Amigos e parentes de vítimas da Boate Kiss realizaram, na madrugada de ontem, uma vigília em homenagem aos 242 mortos e 636 sobreviventes — que saíram feridos física e psicologicamente — de uma tragédia que completou 10 anos sem que ninguém tenha sido responsabilizado. O grupo pendurou faixas e cartazes na frente do local em que funcionava a casa noturna — no centro de Santa Maria (RS) —, que continua fechada e se tornou um memorial contra o descaso e a impunidade.

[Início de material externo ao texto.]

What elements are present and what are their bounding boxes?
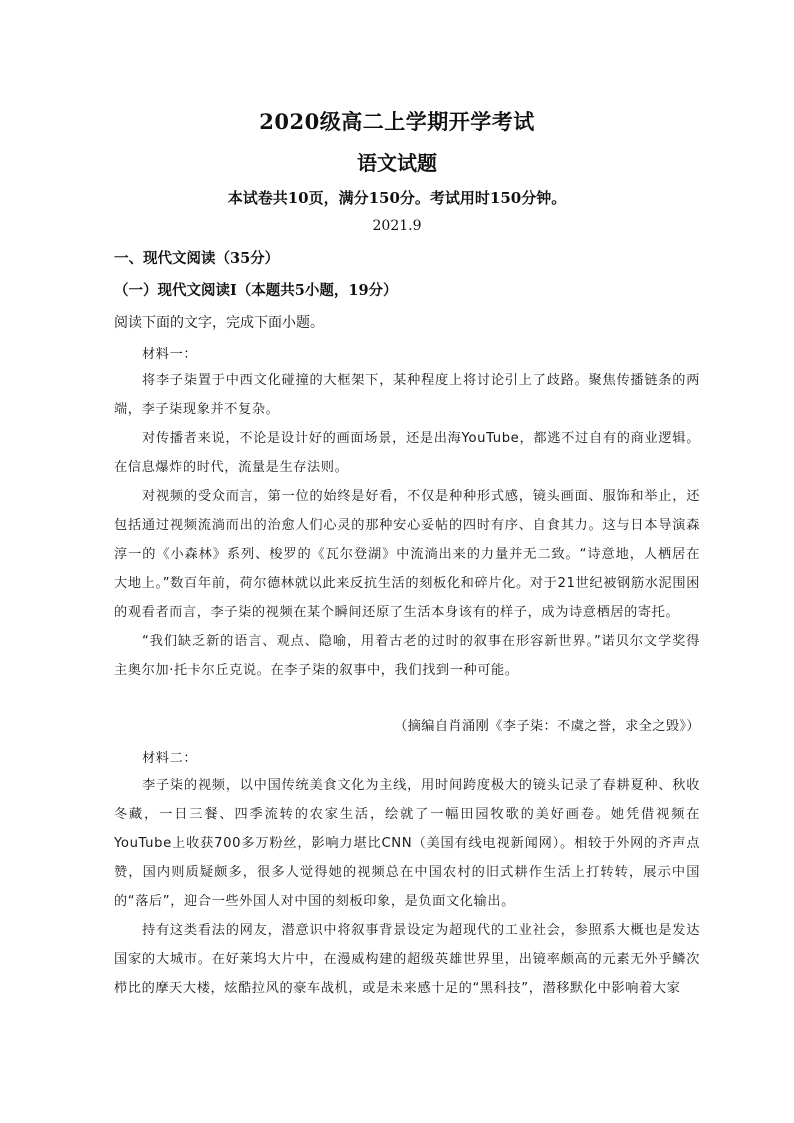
exam-date: 2021.9 xyxy=(372,218,422,234)
material-1-paragraph: “我们缺乏新的语言、观点、隐喻，用着古老的过时的叙事在形容新世界。”诺贝尔文学奖得主奥尔加·托卡尔丘克说。在李子柒的叙事中，我们找到一种可能。 xyxy=(114,634,700,678)
material-2-body xyxy=(114,771,700,1003)
material-1-paragraph: 将李子柒置于中西文化碰撞的大框架下，某种程度上将讨论引上了歧路。聚焦传播链条的两端，李子柒现象并不复杂。 xyxy=(114,373,700,417)
section-heading: 一、现代文阅读（35分） xyxy=(114,250,280,267)
material-2-paragraph: 李子柒的视频，以中国传统美食文化为主线，用时间跨度极大的镜头记录了春耕夏种、秋收冬藏，一日三餐、四季流转的农家生活，绘就了一幅田园牧歌的美好画卷。她凭借视频在YouTube上收获700多万粉丝，影响力堪比CNN（美国有线电视新闻网）。相较于外网的齐声点赞，国内则质疑颇多，很多人觉得她的视频总在中国农村的旧式耕作生活上打转转，展示中国的“落后”，迎合一些外国人对中国的刻板印象，是负面文化输出。 xyxy=(114,778,700,909)
material-1-label: 材料一： xyxy=(142,347,198,362)
material-1-paragraph: 对视频的受众而言，第一位的始终是好看，不仅是种种形式感，镜头画面、服饰和举止，还包括通过视频流淌而出的治愈人们心灵的那种安心妥帖的四时有序、自食其力。这与日本导演森淳一的《小森林》系列、梭罗的《瓦尔登湖》中流淌出来的力量并无二致。“诗意地，人栖居在大地上。”数百年前，荷尔德林就以此来反抗生活的刻板化和碎片化。对于21世纪被钢筋水泥围困的观看者而言，李子柒的视频在某个瞬间还原了生活本身该有的样子，成为诗意栖居的寄托。 xyxy=(114,489,700,620)
material-2-paragraph: 持有这类看法的网友，潜意识中将叙事背景设定为超现代的工业社会，参照系大概也是发达国家的大城市。在好莱坞大片中，在漫威构建的超级英雄世界里，出镜率颇高的元素无外乎鳞次栉比的摩天大楼，炫酷拉风的豪车战机，或是未来感十足的“黑科技”，潜移默化中影响着大家 xyxy=(114,923,700,996)
instruction-text: 阅读下面的文字，完成下面小题。 xyxy=(114,315,324,331)
subsection-heading: （一）现代文阅读Ⅰ（本题共5小题，19分） xyxy=(114,282,398,299)
subject-title: 语文试题 xyxy=(357,151,437,175)
exam-title: 2020级高二上学期开学考试 xyxy=(259,109,535,134)
exam-info: 本试卷共10页，满分150分。考试用时150分钟。 xyxy=(227,189,567,207)
material-1-paragraph: 对传播者来说，不论是设计好的画面场景，还是出海YouTube，都逃不过自有的商业逻辑。在信息爆炸的时代，流量是生存法则。 xyxy=(114,431,700,475)
material-2-label: 材料二： xyxy=(142,751,198,766)
material-1-source: （摘编自肖涌刚《李子柒：不虞之誉，求全之毁》） xyxy=(394,719,700,734)
material-1-body xyxy=(114,366,700,685)
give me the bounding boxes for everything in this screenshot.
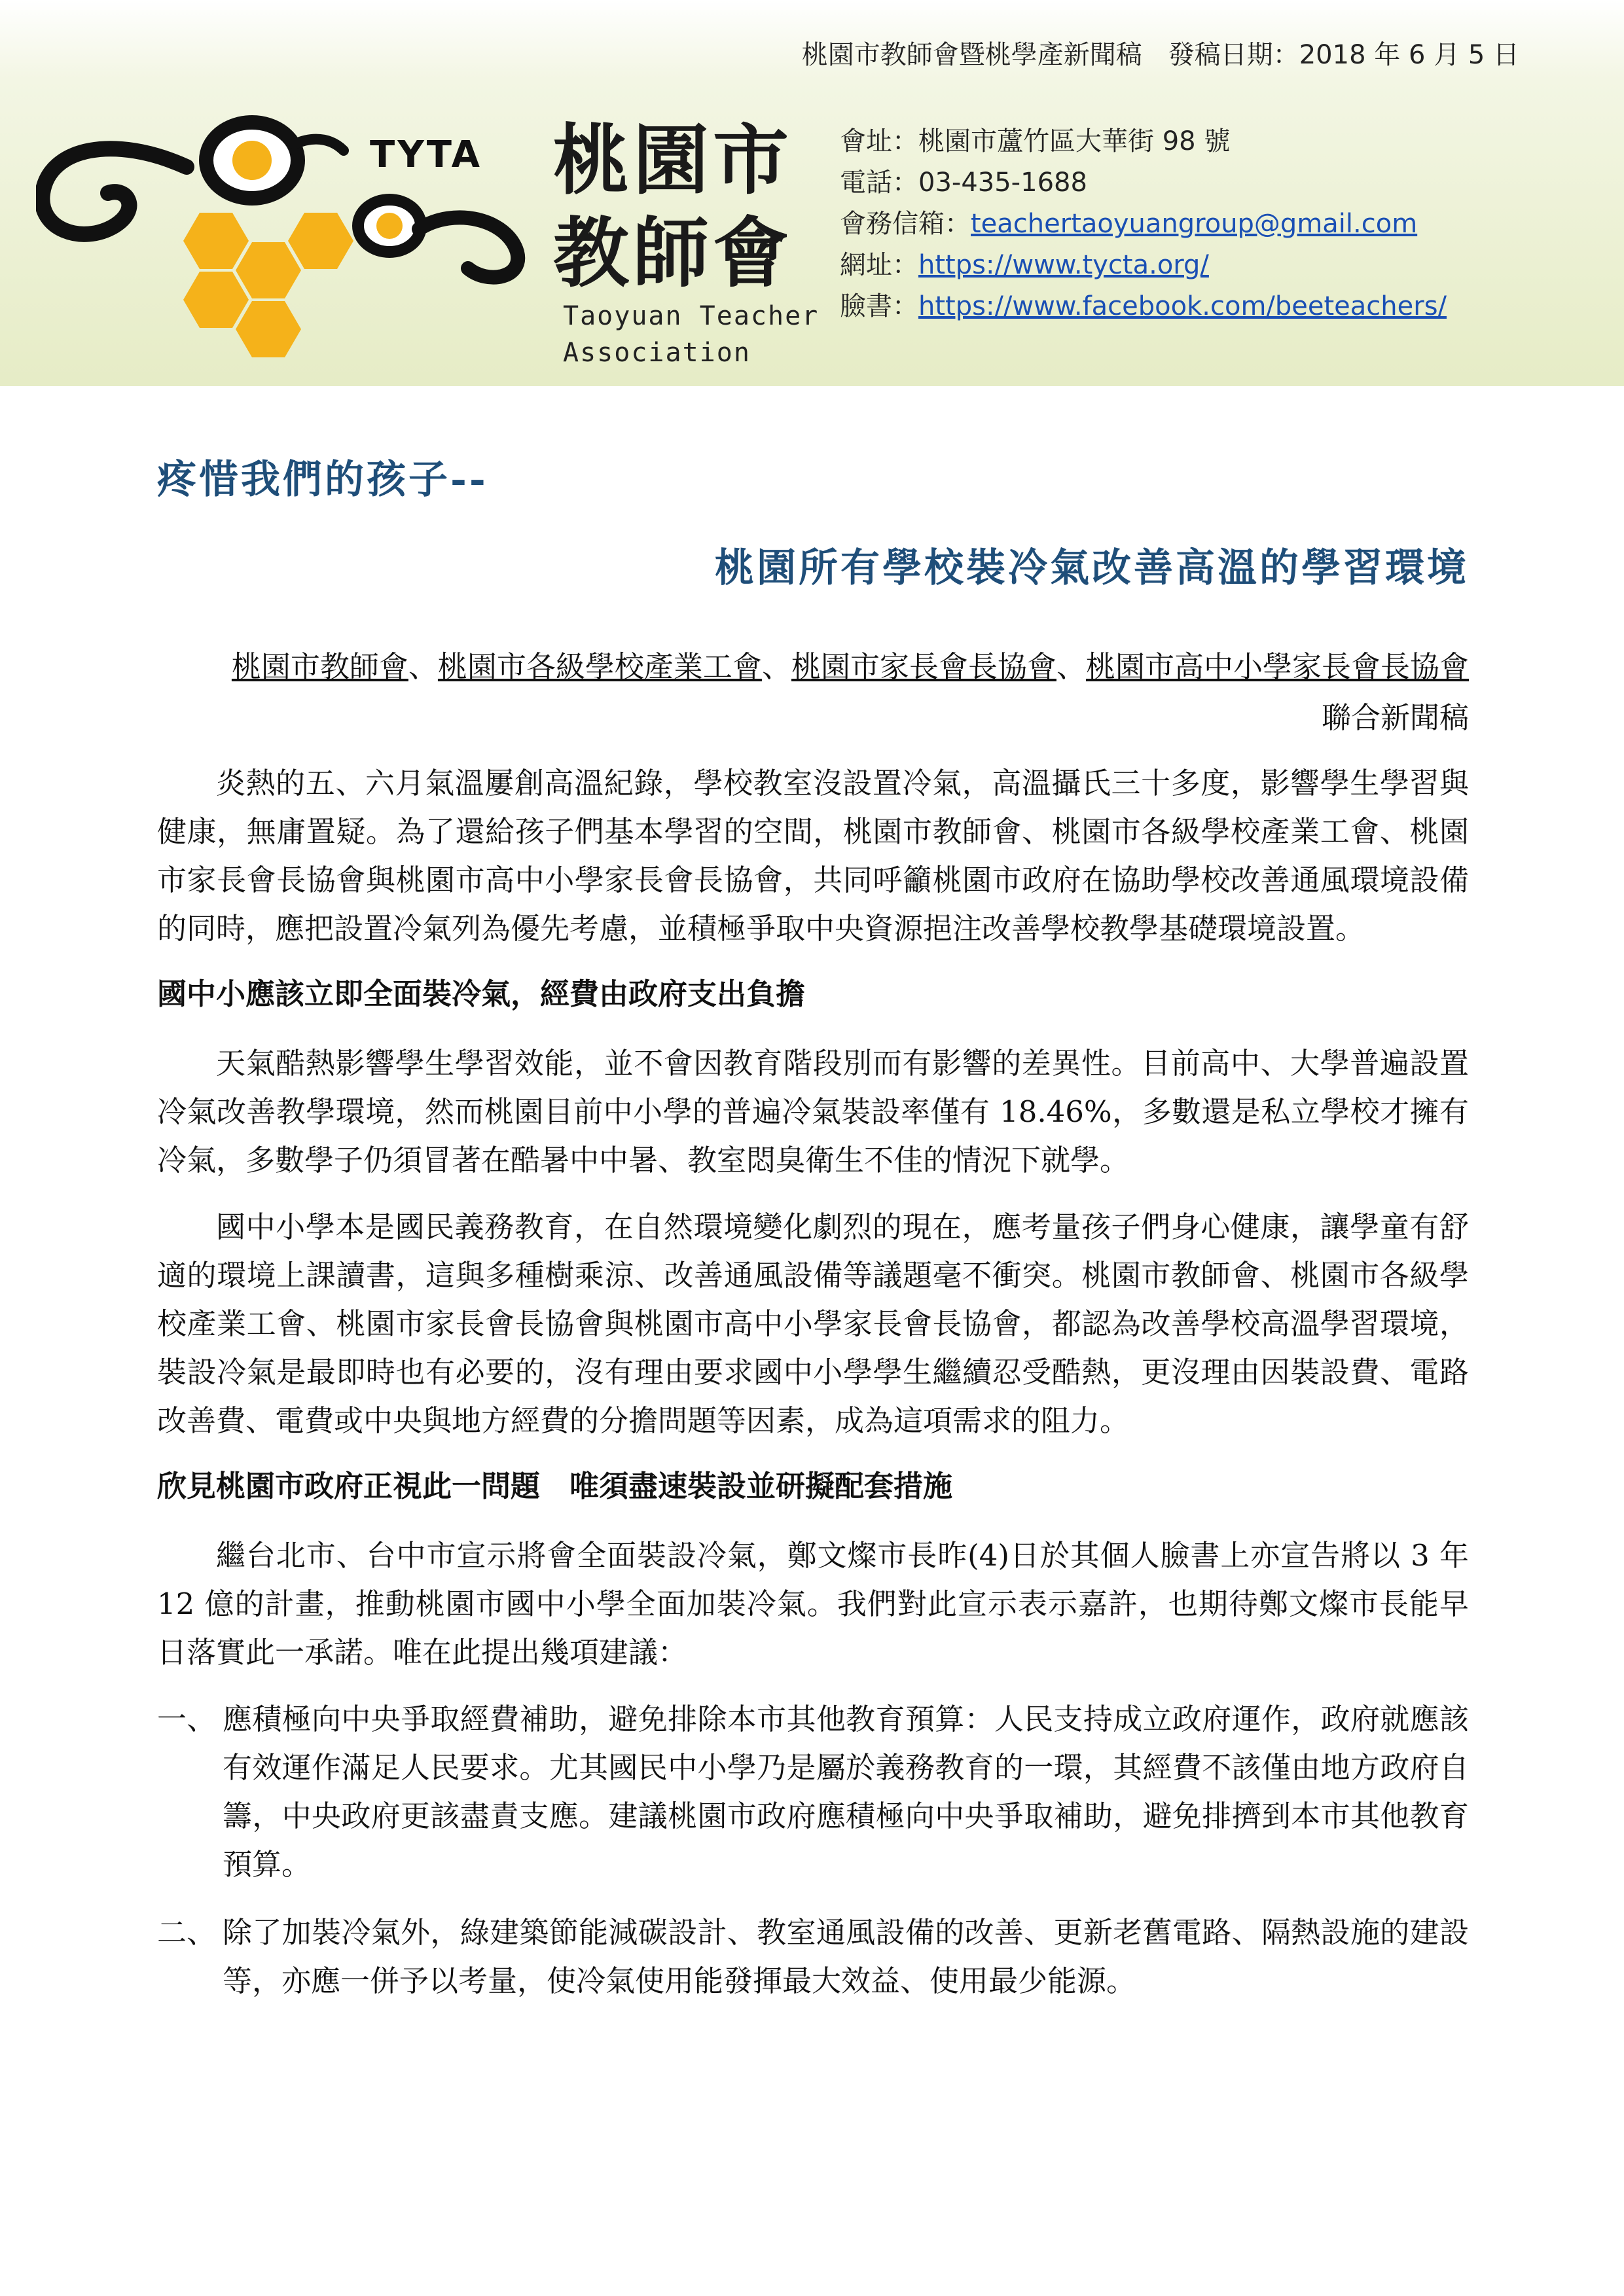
org-name-en-line2: Association bbox=[563, 338, 751, 368]
contact-address bbox=[840, 121, 1447, 162]
contact-website bbox=[840, 245, 1447, 286]
left-wing-icon bbox=[42, 149, 187, 234]
author-org-4: 桃園市高中小學家長會長協會 bbox=[1085, 649, 1469, 684]
contact-email bbox=[840, 204, 1447, 245]
section1-heading: 國中小應該立即全面裝冷氣，經費由政府支出負擔 bbox=[157, 977, 806, 1011]
address-label: 會址： bbox=[840, 126, 918, 156]
recommendation-number: 一、 bbox=[157, 1702, 217, 1736]
tyta-bee-logo bbox=[36, 88, 533, 363]
website-label: 網址： bbox=[840, 250, 918, 280]
section2-heading: 欣見桃園市政府正視此一問題 唯須盡速裝設並研擬配套措施 bbox=[157, 1469, 953, 1503]
phone-value: 03-435-1688 bbox=[918, 168, 1087, 198]
contact-phone bbox=[840, 162, 1447, 204]
email-label: 會務信箱： bbox=[840, 209, 971, 239]
author-sep-1: 、 bbox=[408, 649, 438, 684]
author-org-1: 桃園市教師會 bbox=[231, 649, 408, 684]
address-value: 桃園市蘆竹區大華街 98 號 bbox=[918, 126, 1231, 156]
recommendation-number: 二、 bbox=[157, 1915, 217, 1950]
org-name-line1: 桃園市 bbox=[553, 117, 793, 205]
article-body bbox=[157, 759, 1469, 2025]
recommendation-text: 除了加裝冷氣外，綠建築節能減碳設計、教室通風設備的改善、更新老舊電路、隔熱設施的建設等，亦應一併予以考量，使冷氣使用能發揮最大效益、使用最少能源。 bbox=[223, 1915, 1469, 1998]
article-authors bbox=[216, 641, 1469, 744]
author-org-3: 桃園市家長會長協會 bbox=[791, 649, 1056, 684]
right-wing-icon bbox=[419, 217, 518, 277]
contact-facebook bbox=[840, 286, 1447, 327]
author-sep-3: 、 bbox=[1056, 649, 1086, 684]
release-info-line bbox=[802, 34, 1519, 71]
facebook-link[interactable]: https://www.facebook.com/beeteachers/ bbox=[918, 291, 1447, 321]
article-title-line2: 桃園所有學校裝冷氣改善高溫的學習環境 bbox=[715, 545, 1469, 591]
recommendation-item bbox=[157, 1909, 1469, 2005]
section1-paragraph-1: 天氣酷熱影響學生學習效能，並不會因教育階段別而有影響的差異性。目前高中、大學普遍設置冷氣改善教學環境，然而桃園目前中小學的普遍冷氣裝設率僅有 18.46%，多數還是私立學校才擁有冷氣，多數學子仍須冒著在酷暑中中暑、教室悶臭衛生不佳的情況下就學。 bbox=[157, 1046, 1469, 1177]
facebook-label: 臉書： bbox=[840, 291, 918, 321]
intro-paragraph: 炎熱的五、六月氣溫屢創高溫紀錄，學校教室沒設置冷氣，高溫攝氏三十多度，影響學生學習與健康，無庸置疑。為了還給孩子們基本學習的空間，桃園市教師會、桃園市各級學校產業工會、桃園市家長會長協會與桃園市高中小學家長會長協會，共同呼籲桃園市政府在協助學校改善通風環境設備的同時，應把設置冷氣列為優先考慮，並積極爭取中央資源挹注改善學校教學基礎環境設置。 bbox=[157, 766, 1469, 946]
section1-paragraph-2: 國中小學本是國民義務教育，在自然環境變化劇烈的現在，應考量孩子們身心健康，讓學童有舒適的環境上課讀書，這與多種樹乘涼、改善通風設備等議題毫不衝突。桃園市教師會、桃園市各級學校產業工會、桃園市家長會長協會與桃園市高中小學家長會長協會，都認為改善學校高溫學習環境，裝設冷氣是最即時也有必要的，沒有理由要求國中小學學生繼續忍受酷熱，更沒理由因裝設費、電路改善費、電費或中央與地方經費的分擔問題等因素，成為這項需求的阻力。 bbox=[157, 1210, 1469, 1438]
phone-label: 電話： bbox=[840, 168, 918, 198]
contact-info bbox=[840, 121, 1447, 327]
author-sep-2: 、 bbox=[761, 649, 791, 684]
org-name-en-line1: Taoyuan Teacher bbox=[563, 301, 820, 331]
org-name-line2: 教師會 bbox=[553, 209, 793, 298]
recommendation-text: 應積極向中央爭取經費補助，避免排除本市其他教育預算：人民支持成立政府運作，政府就應該有效運作滿足人民要求。尤其國民中小學乃是屬於義務教育的一環，其經費不該僅由地方政府自籌，中央政府更該盡責支應。建議桃園市政府應積極向中央爭取補助，避免排擠到本市其他教育預算。 bbox=[223, 1702, 1469, 1882]
author-suffix: 聯合新聞稿 bbox=[1321, 700, 1469, 735]
honeycomb-icon bbox=[183, 213, 353, 357]
org-name-english bbox=[563, 298, 819, 371]
author-org-2: 桃園市各級學校產業工會 bbox=[437, 649, 762, 684]
email-link[interactable]: teachertaoyuangroup@gmail.com bbox=[971, 209, 1418, 239]
recommendation-item bbox=[157, 1695, 1469, 1889]
release-org: 桃園市教師會暨桃學產新聞稿 bbox=[801, 40, 1142, 70]
logo-acronym: TYTA bbox=[370, 134, 482, 176]
release-date: 發稿日期：2018 年 6 月 5 日 bbox=[1168, 40, 1519, 70]
org-name-block bbox=[553, 115, 793, 300]
article-title-line1: 疼惜我們的孩子-- bbox=[157, 457, 488, 503]
website-link[interactable]: https://www.tycta.org/ bbox=[918, 250, 1209, 280]
section2-paragraph-1: 繼台北市、台中市宣示將會全面裝設冷氣，鄭文燦市長昨(4)日於其個人臉書上亦宣告將以 3 年 12 億的計畫，推動桃園市國中小學全面加裝冷氣。我們對此宣示表示嘉許，也期待鄭文燦市長能早日落實此一承諾。唯在此提出幾項建議： bbox=[157, 1538, 1469, 1670]
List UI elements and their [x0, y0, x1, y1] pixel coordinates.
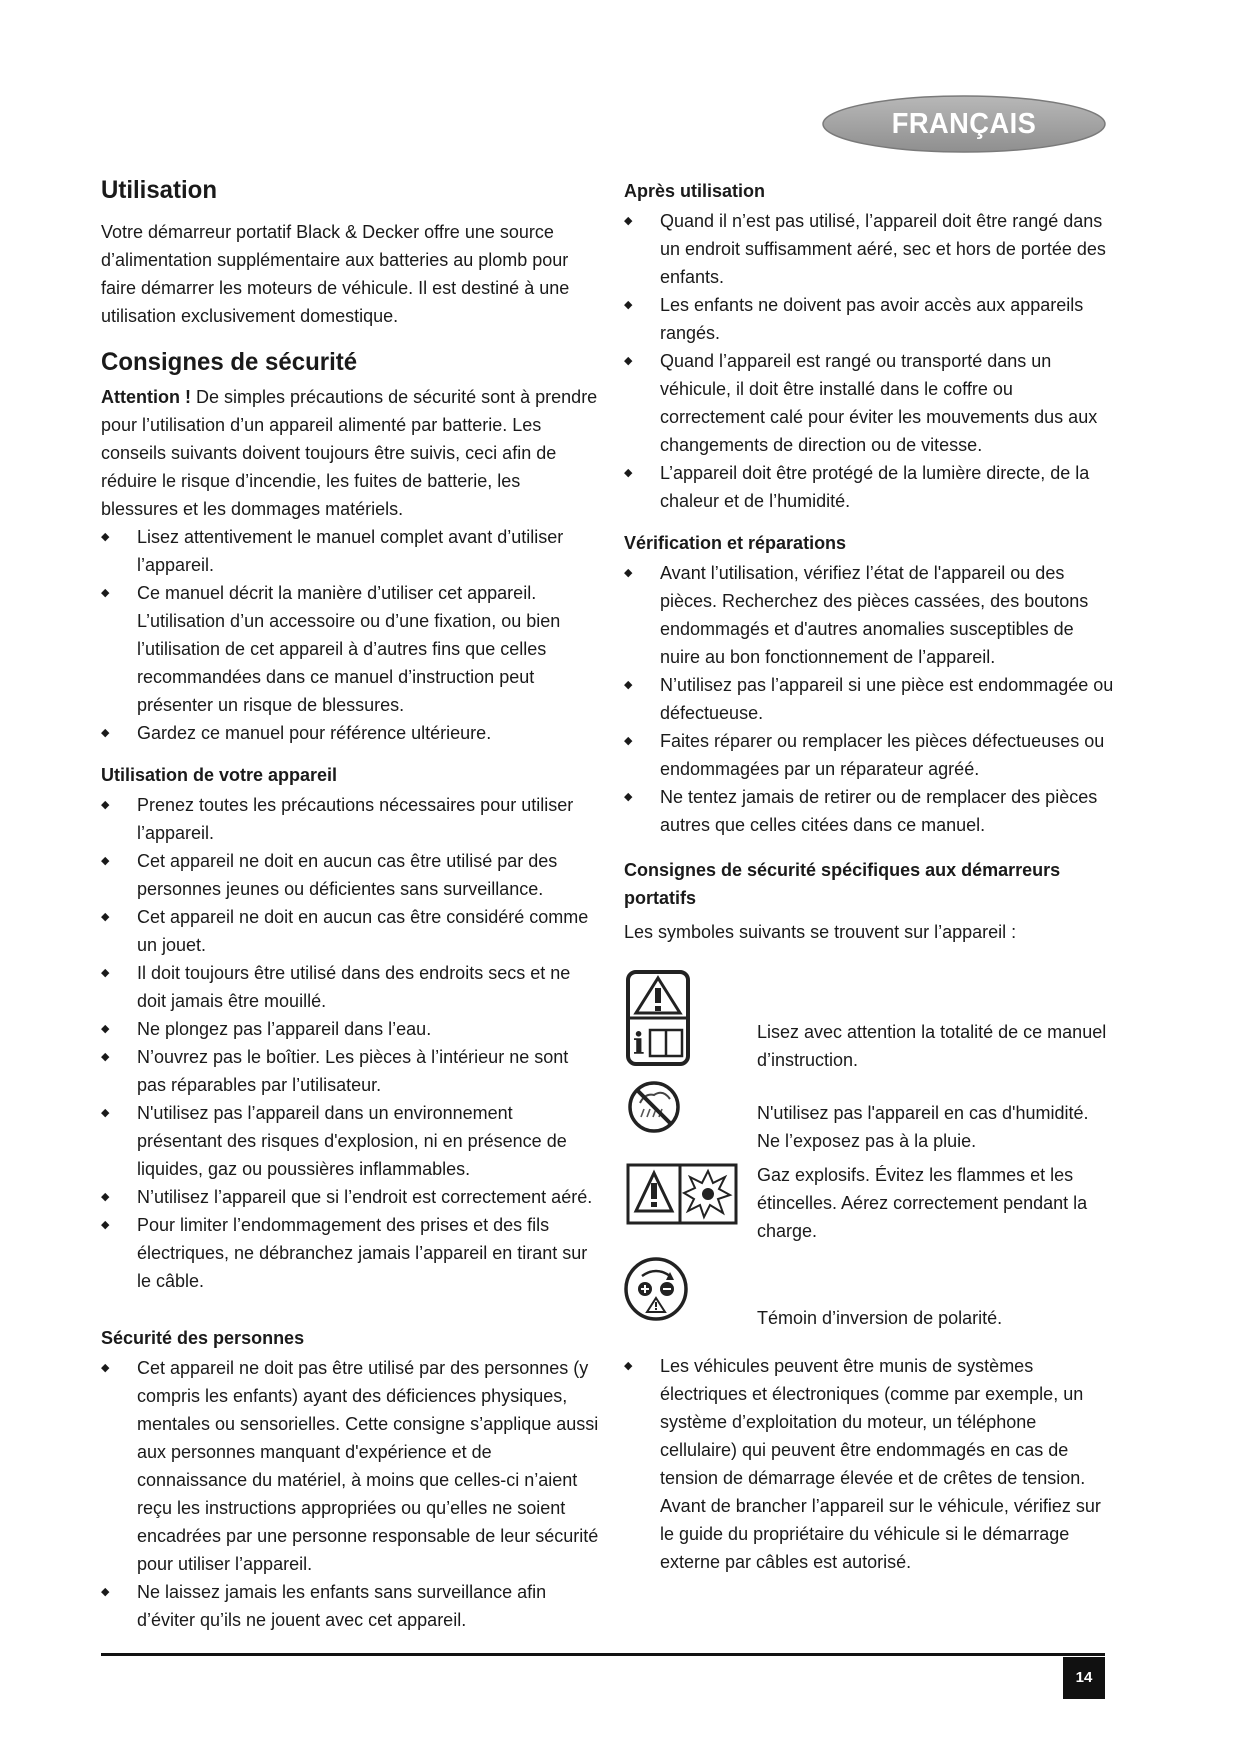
symbol-text: N'utilisez pas l'appareil en cas d'humidité. Ne l’exposez pas à la pluie. — [757, 1103, 1089, 1151]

As homenagens foram organizadas pela Associação dos Familiares da Vítimas e Sobreviventes da Tragédia de Santa Maria (AVTSM) e o Coletivo Kiss: Que Não Se Repita, que realizaram, além da vigília, debates sobre um episódio que, uma década depois, não tem solução. Depois do evento na madrugada de ontem, com uma salva de palmas às 2h30 — quando o incêndio começou —, amigos e parentes reuniram-se em frente ao Theatro Treze de Maio para a soltarem balões com a inscrição 10 anos boate Kiss 27 jan. Segundo o presidente da AVTSM, Gabriel Rovadoschi, o ato representa "uma mensagem cada vez mais alta, que chega a mais pessoas". A jornada em memória dos mortos termina hoje, com uma missa.
Em 27 de janeiro de 2013, durante o show da banda Gurizada Fandangueira, um artefato pirotécnico foi disparado de cima do palco, incendiando o teto da boate, que era feito de espuma. A casa noturna tinha apenas uma saída de emergência e as vítimas, a maioria de universitários entre 18 a 25 anos, não conseguiram deixar o local. As mortes foram provocadas por queimaduras, pisoteamento ou asfixia.
Durante o inquérito, constatou-se que quatro elementos foram fundamentais para a tragédia: superlotação (no salão havia em torno de 900 pessoas, apesar de a capacidade da boate ser de 600); uso de uma espuma inflamável como isolamento acústico; o disparo do sinalizador no ambiente fechado; e o descumprimento de protocolos de emergência — havia somente uma saída de emergência, o alvará estava vencido e os extintores, com defeito. O pânico e a falta de saídas fez com que pessoas também morressem pisoteadas ao tentar deixar a boate.
As vítimas fatais foram veladas coletivamente em um ginásio na cidade. O governo federal decretou luto de três dias em todo o país e, à época, a presidente Dilma Rousseff cancelou compromissos de domingo e foi a Santa Maria prestar solidariedade aos parentes das vítimas.
Condenação
Em dezembro de 2021, os sócios da Kiss, Elissandro Spohr e Mauro Hoffmann, além de dois integrantes da banda que se apresentava na noite da tragédia, Marcelo de Jesus e Luciano Bonilha, foram condenados. O julgamento, conduzido pelo juiz Orlando Faccini Neto, foi tenso e um dos advogados de defesa chegou a desacatar o magistrado. O juri foi anulado em agosto de 2022 pela 1ª Câmara Criminal do Tribunal de Justiça do Rio Grande do Sul (TJ-RS), que acolheu parte dos recursos das defesas. Não há data para uma nova sessão.
Delvani Rosso, um dos sobreviventes da tragédia, acusou os seguranças de impedirem a saída das pessoas. Contou ao júri que o irmão, que o salvou, precisava "puxar os homens pelo cinto e as mulheres pelo cabelo, porque se pegasse no braço tirava a pele das pessoas".
Emanuel de Almeida — que com o irmão gêmeo, Guilherme, comemorava o aniversário na Kiss — relatou, no julgamento, que "quando deu o principio de incêndio não soou nenhum alarme e não estava clara a rota da saída de emergência, também não teve iluminação".
Formada em direito, Jéssica Montardo Rosado lembrou ao júri que o irmão, Vinícius, morreu depois de salvar pelo menos 14 pessoas, intoxicado pela fumaça dentro da Kiss. "Ele pensou nos amigos que estavam lá dentro e voltou. Meu irmão era a melhor pessoa na minha vida. E olha que perdi muitos amigos lá. Muitos", recordou.